En los términos de este análisis
de la práctica del arte de
amar, ello significa: puesto que el amor depende de la ausencia relativa del
narcisismo, requiere el desarrollo de humildad, objetividad y razón. Toda la vida debe estar dedicada a esa
finalidad. La humildad y la objetividad son indivisibles, tal como lo es el
amor. No puedo ser verdaderamente objetivo con respecto a mi familia si no
puedo serlo con un extraño,
y viceversa. Si quiero aprender el arte de amar, debo esforzarme por ser
objetivo en todas las situaciones y hacerme sensible a la situación frente a la que no soy objetivo. Debo
tratar de ver la diferencia entre mi imagen de una persona y de su conducta,
tal como resulta de la deformación
narcisista, y la realidad de esa persona tal como existe independientemente de
mis intereses, necesidades y temores. La adquisición de la capacidad de ser objetivo y de la razón, representa la mitad del camino hacia
el dominio del arte de amar, pero debe abarcar a todos los que están en contacto conmigo. Si alguien
quisiera reservar su objetividad para la persona amada, y cree que no necesita
de ella en su relación
con el resto del mundo, pronto descubrirá
que fracasa en ambos sentidos.
La capacidad de amar depende de la propia
capacidad para superar el narcisismo y la fijación incestuosa a la madre y al clan; depende de nuestra capacidad de
crecer, de desarrollar una orientación
productiva en nuestra relación
con el mundo y con nosotros mismos. Tal proceso de emergencia, de nacimiento,
de despertar, necesita de una cualidad como condición necesaria: fe. La práctica
del arte de amar requiere la práctica
de la fe.
¿Qué es la fe? ¿Es la fe
necesariamente una cuestión
de creencia en Dios, o en doctrinas religiosas? ¿Está
inevitablemente en contraste u oposición con la razón y el pensamiento racional? Aun para empezar a comprender el
problema de la fe es necesario diferenciar la fe racional de la irracional. Al
hablar de fe irracional me refiero a la creencia (en una persona o una idea)

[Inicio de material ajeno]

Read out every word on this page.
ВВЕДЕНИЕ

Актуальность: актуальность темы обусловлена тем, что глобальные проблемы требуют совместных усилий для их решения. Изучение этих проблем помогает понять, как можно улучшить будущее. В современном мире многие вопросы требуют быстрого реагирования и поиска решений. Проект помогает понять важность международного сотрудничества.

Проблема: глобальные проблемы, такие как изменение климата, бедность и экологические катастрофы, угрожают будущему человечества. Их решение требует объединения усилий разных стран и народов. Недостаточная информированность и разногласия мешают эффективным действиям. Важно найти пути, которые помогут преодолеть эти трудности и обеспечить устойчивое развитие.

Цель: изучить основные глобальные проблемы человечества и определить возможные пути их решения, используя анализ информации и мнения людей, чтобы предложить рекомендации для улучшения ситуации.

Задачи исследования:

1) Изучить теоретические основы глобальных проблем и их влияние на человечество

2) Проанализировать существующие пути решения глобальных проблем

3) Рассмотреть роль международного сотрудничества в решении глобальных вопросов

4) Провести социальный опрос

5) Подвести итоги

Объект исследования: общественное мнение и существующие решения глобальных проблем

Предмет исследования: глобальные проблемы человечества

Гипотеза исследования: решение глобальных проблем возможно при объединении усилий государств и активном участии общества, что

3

que se basa en la sumisión
a una autoridad irracional. Por el contrario, la fe racional es una convicción arraigada en la propia experiencia
mental o afectiva. La fe racional no es primariamente una creencia en algo,
sino la cualidad de certeza y firmeza que poseen nuestras convicciones. La fe
es un rasgo caracterológico
que penetra toda la personalidad, y no una creencia específica.

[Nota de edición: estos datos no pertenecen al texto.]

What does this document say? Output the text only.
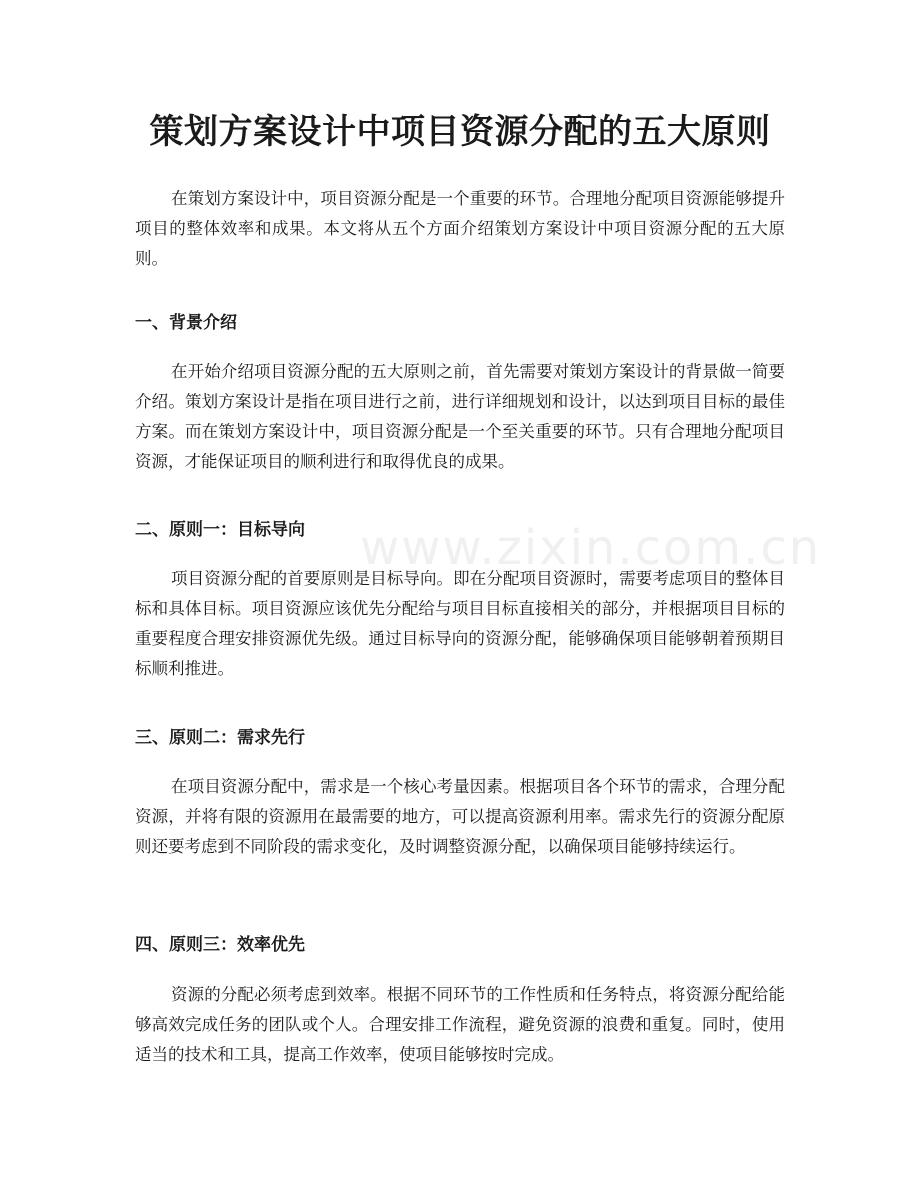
策划方案设计中项目资源分配的五大原则

在策划方案设计中，项目资源分配是一个重要的环节。合理地分配项目资源能够提升项目的整体效率和成果。本文将从五个方面介绍策划方案设计中项目资源分配的五大原则。

一、背景介绍

在开始介绍项目资源分配的五大原则之前，首先需要对策划方案设计的背景做一简要介绍。策划方案设计是指在项目进行之前，进行详细规划和设计，以达到项目目标的最佳方案。而在策划方案设计中，项目资源分配是一个至关重要的环节。只有合理地分配项目资源，才能保证项目的顺利进行和取得优良的成果。

二、原则一：目标导向

项目资源分配的首要原则是目标导向。即在分配项目资源时，需要考虑项目的整体目标和具体目标。项目资源应该优先分配给与项目目标直接相关的部分，并根据项目目标的重要程度合理安排资源优先级。通过目标导向的资源分配，能够确保项目能够朝着预期目标顺利推进。

三、原则二：需求先行

在项目资源分配中，需求是一个核心考量因素。根据项目各个环节的需求，合理分配资源，并将有限的资源用在最需要的地方，可以提高资源利用率。需求先行的资源分配原则还要考虑到不同阶段的需求变化，及时调整资源分配，以确保项目能够持续运行。

四、原则三：效率优先

资源的分配必须考虑到效率。根据不同环节的工作性质和任务特点，将资源分配给能够高效完成任务的团队或个人。合理安排工作流程，避免资源的浪费和重复。同时，使用适当的技术和工具，提高工作效率，使项目能够按时完成。

www.zixin.com.cn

La fe racional arraiga en la actividad
productiva intelectual y emocional. Constituye un importante componente del
pensar racional, en el que se supone que la fe no tiene lugar. ¿Cómo llega un científico,
por ejemplo, a un nuevo descubrimiento? ¿Comienza haciendo experimento tras experimento, reuniendo los
hechos uno después del otro, sin una
visión de lo que espera
encontrar? Es excepcional que, un descubrimiento realmente importante se haya
hecho de esa manera en cualquier terreno. Ni tampoco ocurre que la gente arribe
a conclusiones significativas cuando se limita a perseguir una fantasía. El proceso del pensamiento creador en
cualquier campo del esfuerzo humano suele comenzar con lo que podríamos llamar una «visión racional», que constituye a su vez el resultado de considerables estudios
previos, pensamiento reflexivo y observación. Cuando un científico
logra reunir suficientes datos, o elaborar una fórmula matemática
que hace altamente plausible su visión
original, puede decirse que ha llegado a una hipótesis de ensayo. Un cuidadoso análisis de la hipótesis,
con el fin de discernir sus consecuencias, y la recopilación de datos que la apoyan, llevan a una
hipótesis más adecuada y, quizás, eventualmente, a su inclusión en una teoría de amplio alcance.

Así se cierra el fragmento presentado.